US Trade Representative Robert Lighthizer and Mexican Economy Minister Ildefonso Guarjardo have been working for weeks to iron out differences including rules for the auto industry.     

Talks ground to a halt in May, in part due to the July 1 presidential elections in Mexico. Canada was left out of the talks, waiting to rejoin negotiations later.

A key element of the US-Mexico talks has been content requirements for autos. The two sides agreed to stricter rules for Mexican car exports to the US, including requirements that 75 percent of the content be made in North America, and that 40 to 45 percent of the content be made with workers earning at least $16 (€13.7) per hour — a measure aimed at discouraging manufacturers from relocating to lower-wage Mexico.

The deal maintains tariff-free trade for farm products, but with new measures on labelling and health standards. It also maintains the existing investor dispute settlement regime for the energy and telecoms sectors.

"We think this is going to lead to more trade, not less trade," said Robert Lighthizer.  

Read more: Auto giants launch new coalition to save NAFTA

Despite the apparent breakthrough on those subjects, a deal with Canada is far from certain. Among the controversial issues to be discussed with Ottawa is a "sunset clause" that Trump wanted, and which would impose a review of the deal every five years.

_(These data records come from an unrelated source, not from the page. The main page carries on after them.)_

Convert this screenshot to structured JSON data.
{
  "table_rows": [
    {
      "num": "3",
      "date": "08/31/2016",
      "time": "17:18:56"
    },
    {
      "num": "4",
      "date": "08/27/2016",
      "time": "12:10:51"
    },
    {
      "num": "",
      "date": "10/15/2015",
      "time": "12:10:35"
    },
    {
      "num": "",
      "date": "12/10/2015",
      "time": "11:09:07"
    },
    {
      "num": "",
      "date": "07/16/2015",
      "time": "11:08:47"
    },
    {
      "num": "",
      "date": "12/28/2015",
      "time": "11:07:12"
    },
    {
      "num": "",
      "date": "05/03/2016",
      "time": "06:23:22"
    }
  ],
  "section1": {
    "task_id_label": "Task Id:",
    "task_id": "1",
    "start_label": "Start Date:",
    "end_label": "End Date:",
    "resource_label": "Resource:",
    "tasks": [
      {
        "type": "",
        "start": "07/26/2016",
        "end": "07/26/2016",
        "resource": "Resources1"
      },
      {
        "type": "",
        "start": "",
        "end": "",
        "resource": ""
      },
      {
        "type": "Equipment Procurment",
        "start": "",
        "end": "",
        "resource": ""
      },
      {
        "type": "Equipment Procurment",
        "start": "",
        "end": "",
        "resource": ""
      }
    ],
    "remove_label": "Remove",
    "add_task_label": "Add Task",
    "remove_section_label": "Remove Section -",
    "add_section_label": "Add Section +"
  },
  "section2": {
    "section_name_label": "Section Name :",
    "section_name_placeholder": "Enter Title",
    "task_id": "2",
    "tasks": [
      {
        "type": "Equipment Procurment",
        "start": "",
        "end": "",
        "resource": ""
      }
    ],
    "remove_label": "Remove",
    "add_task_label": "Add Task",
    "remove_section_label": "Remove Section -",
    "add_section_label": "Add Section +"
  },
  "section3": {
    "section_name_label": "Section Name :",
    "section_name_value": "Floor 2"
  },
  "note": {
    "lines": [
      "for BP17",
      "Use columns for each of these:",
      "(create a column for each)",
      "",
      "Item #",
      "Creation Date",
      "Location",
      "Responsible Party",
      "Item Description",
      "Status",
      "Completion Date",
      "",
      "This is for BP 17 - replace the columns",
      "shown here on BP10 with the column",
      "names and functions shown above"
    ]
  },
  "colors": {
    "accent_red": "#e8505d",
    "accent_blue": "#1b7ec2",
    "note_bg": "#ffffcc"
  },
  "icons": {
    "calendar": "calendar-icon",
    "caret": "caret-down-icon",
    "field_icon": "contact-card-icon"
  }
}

Moreover, the US might first have to drop its higher tariffs on steel and aluminum imposed on Canada and Mexico earlier this year.

Read more: Canada hits US with retaliatory tariffs on metals, whiskey, maple syrup

Final stumbling blocks

Immediately after the agreement was reached on Monday, Mexican President Enrique Pena Nieto spoke to Canadian Prime Minister Justin Trudeau and urged him to rapidly rejoin the talks.

"I expressed the importance of them reentering the process with the goal of concluding an agreement this very week," Pena Nieto said on Twitter.

A spokesman for Chrystia Freeland, Canada's foreign minister, said Canada was "encouraged" by the "optimism" shown by the US and Mexico, but cautioned that a full NAFTA deal was not a foregone conclusion.

 "We will only sign a new NAFTA that is good for Canada and good for the middle class. Canada's signature is required," he said.

Shortly after news of the revamped trade accord broke, Freeland's office announced she was cutting short her diplomatic trip to Europe to fly to Washington and resume trade talks with the US on Tuesday.

Even if Canada agrees to the NAFTA revamp, the trade pact still needs the approval of all three countries' legislatures. The US Congress is likely to be the first to vote on it in a session after the midterm elections in November — or next year, when it is possible that a Democratic majority will hold the reins of power. And Mexican negotiators are keen to seal a new deal before Pena Nieto hands power to President-elect Andres Manuel Lopez Obrador on December 1.